Coal Worker’s Pneumoconiosis (CWP)
Occupational exposure to coal dust predisposes to coal worker’s CWP, which is less common among coal workers in the western United States due to a lower risk from the bituminous coal found in that region. Simple CWP is defined radiologically by small nodular opacities and is not typically symptomatic. The development of larger nodules (>1 cm in diameter), usually in the upper lobes, characterizes complicated CWP. Complicated CWP is often symptomatic and is associated with reduced pulmonary function and increased mortality. In addition to CWP, coal dust exposure can cause COPD.
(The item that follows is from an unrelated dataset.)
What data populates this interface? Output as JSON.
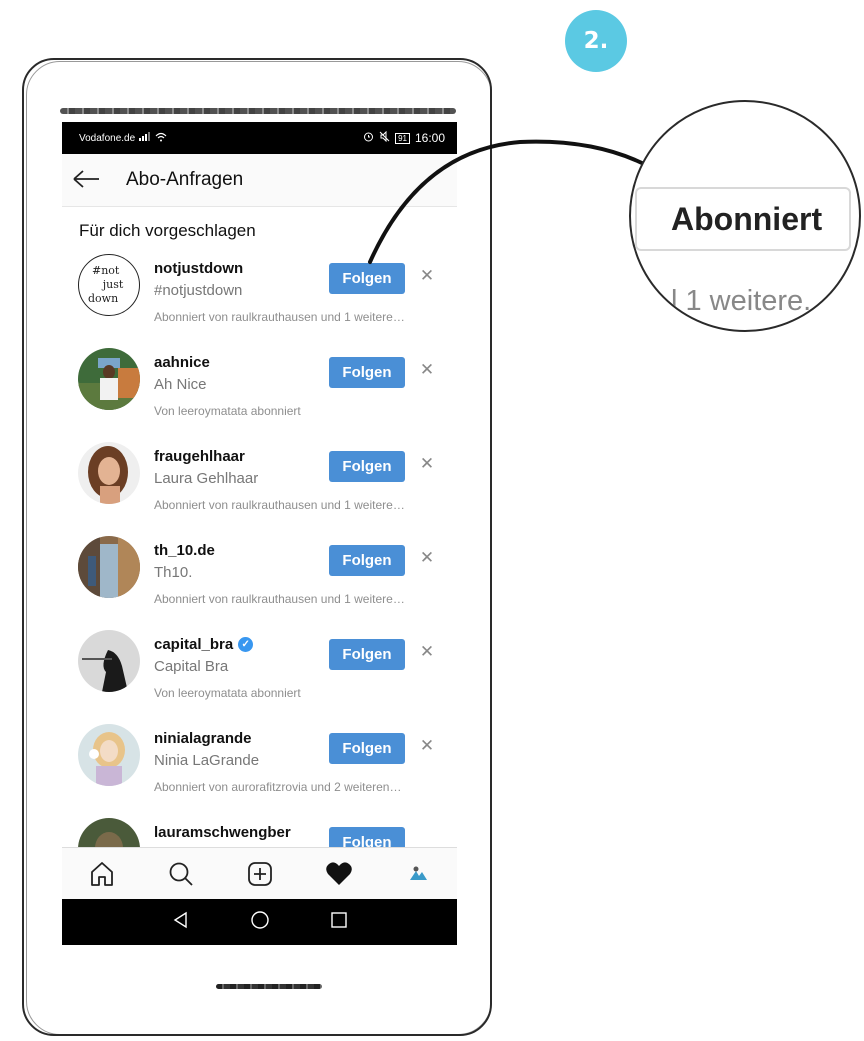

Beryllium exposure may occur in the manufacturing of alloys, ceramics, and electronic devices. Although acute beryllium exposure can rarely produce acute pneumonitis, a chronic granulomatous disease very similar to sarcoidosis is much more common. Radiologically, chronic beryllium disease, like sarcoidosis, is characterized by pulmonary nodules along septal lines. As in sarcoidosis, either a restrictive or obstructive ventilatory pattern with reduced diffusing capacity (DLCO) on pulmonary function testing can be seen. Bronchoscopy with transbronchial biopsy is typically required to diagnose chronic beryllium disease. The most effective way to distinguish chronic beryllium disease from sarcoidosis is to assess for delayed hypersensitivity to beryllium by performing a lymphocyte proliferation test using blood or bronchoalveolar lavage lymphocytes. Removal from further beryllium exposure is required, and corticosteroids may be beneficial.